D’année en année, le budget de l’État consacré à l’enseignement supérieur et à la recherche diminue. 2025 ne fait pas exception, entre absence d’augmentation des dotations et non compensations de diverses dépenses imposées par ailleurs. Mais devant l’ampleur des sommes concernées cette année dans les budgets des établissements du supérieur, la voix des président·es d’université s’élève, en plus de celle des organisations syndicales qui elles, depuis des années, réclament des moyens à la hauteur des besoins.
Universités en danger !
Tel est le cri des présidentes et présidents d’université poussé le 3 décembre suite aux annonces budgétaires pour l’année 2025. Et pour cette mobilisation inédite, certains établissements sont allés jusqu’à fermer totalement leurs portes, « comme un jour férié en semaine » (Université de Lille) quand d’autres ont suspendu tous leurs enseignements (Université Côte d’Azur, université de Reims Champagne-Ardenne, Avignon Université par exemple) ou ont convoqué des AG des personnels (Université Clermont Auvergne, Université Rennes 2). C’est la majeure partie des présidences des établissements qui se sont prononcées via communiqués de presse en soutien à cette initiative lancée par France Université (FU), l’association des président·es des établissements du supérieur. Un premier rassemblement de présidences d’universités (non déclaré aux autorités) avait eu lieu le 21 novembre dernier, devant le ministère de l’Enseignement supérieur et de la Recherche à Paris pour dénoncer la « situation financière intenable » des établissements.
60 universités sur 75 seront en déficit fin 2024
Pour 2025, le projet de loi de finances prévoit une très légère augmentation de la dotation des établissements (la « subvention pour charge de service public »). Mais, ce que disent les président·tes d’université c’est qu’elle est très insuffisante, pour plusieurs raisons.
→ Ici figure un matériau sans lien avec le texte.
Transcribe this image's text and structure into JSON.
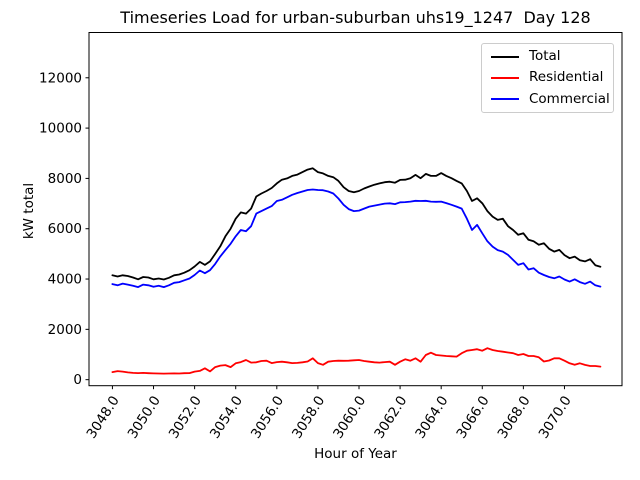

Ainsi, elle ne prend pas en compte cette année encore la compensation financière intégrale de divers coûts, ou plutôt surcoûts, décidés ailleurs. C’est par exemple le cas des mesures salariales (du reste insuffisantes pour les personnels) appliquées à la fonction publique (augmentation de la valeur du point, rehaussement de 5 points des grilles en janvier 2024 par exemple). Le glissement vieillesse technicité (l’augmentation structurelle du coût de la masse salariale) n’a jamais été compensé. L’envolée des coûts de l’énergie a enfin durement grevé les finances des établissements, avec des factures qui ont augmenté de façon exponentielle depuis 2021. Nouveauté 2025, le ministère prévoit une augmentation conséquente des prélèvements des cotisations pour la pension civile (le CAS « pensions »), pour une somme cumulée de plusieurs millions d’euros.
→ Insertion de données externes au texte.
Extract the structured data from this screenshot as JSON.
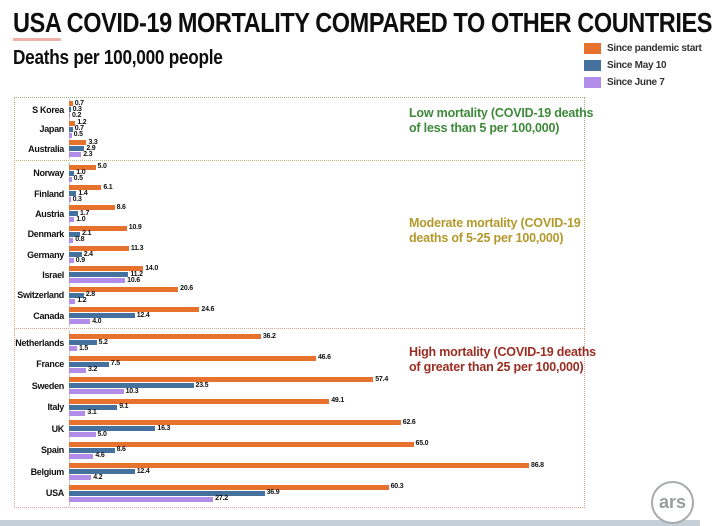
{
  "header": {
    "title_prefix": "USA",
    "title_rest": " COVID-19 MORTALITY COMPARED TO OTHER COUNTRIES",
    "subtitle": "Deaths per 100,000 people"
  },
  "legend": [
    {
      "label": "Since pandemic start",
      "color": "#E7722E"
    },
    {
      "label": "Since May 10",
      "color": "#44719E"
    },
    {
      "label": "Since June 7",
      "color": "#B18CE8"
    }
  ],
  "footer": {
    "logo_text": "ars"
  },
  "chart_data": {
    "type": "bar",
    "orientation": "horizontal",
    "title": "USA COVID-19 MORTALITY COMPARED TO OTHER COUNTRIES",
    "subtitle": "Deaths per 100,000 people",
    "unit": "deaths per 100,000 people",
    "xlim": [
      0,
      90
    ],
    "grid": false,
    "legend_position": "top-right",
    "value_labels": true,
    "series_names": [
      "Since pandemic start",
      "Since May 10",
      "Since June 7"
    ],
    "series_colors": [
      "#E7722E",
      "#44719E",
      "#B18CE8"
    ],
    "sections": [
      {
        "id": "low",
        "annotation_lines": [
          "Low mortality (COVID-19 deaths",
          "of less than 5 per 100,000)"
        ],
        "annotation_color": "#3E8A3A",
        "border_color": "#9cb37f",
        "countries": [
          {
            "name": "S Korea",
            "values": [
              "0.7",
              "0.3",
              "0.2"
            ]
          },
          {
            "name": "Japan",
            "values": [
              "1.2",
              "0.7",
              "0.5"
            ]
          },
          {
            "name": "Australia",
            "values": [
              "3.3",
              "2.9",
              "2.3"
            ]
          }
        ]
      },
      {
        "id": "moderate",
        "annotation_lines": [
          "Moderate mortality (COVID-19",
          "deaths of 5-25 per 100,000)"
        ],
        "annotation_color": "#B3992B",
        "border_color": "#c4b378",
        "countries": [
          {
            "name": "Norway",
            "values": [
              "5.0",
              "1.0",
              "0.5"
            ]
          },
          {
            "name": "Finland",
            "values": [
              "6.1",
              "1.4",
              "0.3"
            ]
          },
          {
            "name": "Austria",
            "values": [
              "8.6",
              "1.7",
              "1.0"
            ]
          },
          {
            "name": "Denmark",
            "values": [
              "10.9",
              "2.1",
              "0.8"
            ]
          },
          {
            "name": "Germany",
            "values": [
              "11.3",
              "2.4",
              "0.9"
            ]
          },
          {
            "name": "Israel",
            "values": [
              "14.0",
              "11.2",
              "10.6"
            ]
          },
          {
            "name": "Switzerland",
            "values": [
              "20.6",
              "2.8",
              "1.2"
            ]
          },
          {
            "name": "Canada",
            "values": [
              "24.6",
              "12.4",
              "4.0"
            ]
          }
        ]
      },
      {
        "id": "high",
        "annotation_lines": [
          "High mortality (COVID-19 deaths",
          "of greater than 25 per 100,000)"
        ],
        "annotation_color": "#9B2D22",
        "border_color": "#dba091",
        "countries": [
          {
            "name": "Netherlands",
            "values": [
              "36.2",
              "5.2",
              "1.5"
            ]
          },
          {
            "name": "France",
            "values": [
              "46.6",
              "7.5",
              "3.2"
            ]
          },
          {
            "name": "Sweden",
            "values": [
              "57.4",
              "23.5",
              "10.3"
            ]
          },
          {
            "name": "Italy",
            "values": [
              "49.1",
              "9.1",
              "3.1"
            ]
          },
          {
            "name": "UK",
            "values": [
              "62.6",
              "16.3",
              "5.0"
            ]
          },
          {
            "name": "Spain",
            "values": [
              "65.0",
              "8.6",
              "4.6"
            ]
          },
          {
            "name": "Belgium",
            "values": [
              "86.8",
              "12.4",
              "4.2"
            ]
          },
          {
            "name": "USA",
            "values": [
              "60.3",
              "36.9",
              "27.2"
            ]
          }
        ]
      }
    ]
  }
}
Résultat des courses, après un budget initial de 2024 à la baisse et une annulation de crédits en février 2024, les universités se sont retrouvées en difficulté financière et ont dû piocher dans leurs réserves pour boucler leur année. Et pour 2025, 60 des 75 universités ont annoncé l’adoption de budgets initiaux en déficit, pour pouvoir honorer leurs missions de service public.
Et après ?
Selon les règles budgétaires en vigueur, le risque est grand que les tutelles des établissements (les recteurs) reprennent la main sur la question et imposent aux établissements des mesures drastiques de retour à l’équilibre. Les président·es listent déjà leurs craintes sur des conséquences sur l’offre de formation, les capacités d’accueil sur Parcoursup, les investissements de rénovation des bâtiments, les gels de postes. Pour ce qui nous concerne, c’est évidemment l’emploi BIATSS qui nous préoccupe, et notamment celui des plus fragiles, les personnels contractuel·les qui pourraient être les premières variables d’ajustement, au détriment de la situation individuelle des agents, mais aussi des conditions de travail de l’ensemble des personnels et de la qualité du service public. La convergence des luttes a ses limites : France Université n’a pas placé sa mobilisation en faveur des établissements du supérieur le même jour que la journée de mobilisation en défense de la fonction publique et de ses personnels. Néanmoins, ces deux démarches visent bien à défendre le service public et ses agents, en espérant que les revendications soient entendues, car, au moment de boucler ce numéro de Convergences, la censure vient d’être votée par le parlement, faisant chuter le gouvernement. C’est donc retour à la case départ concernant la discussion budgétaire.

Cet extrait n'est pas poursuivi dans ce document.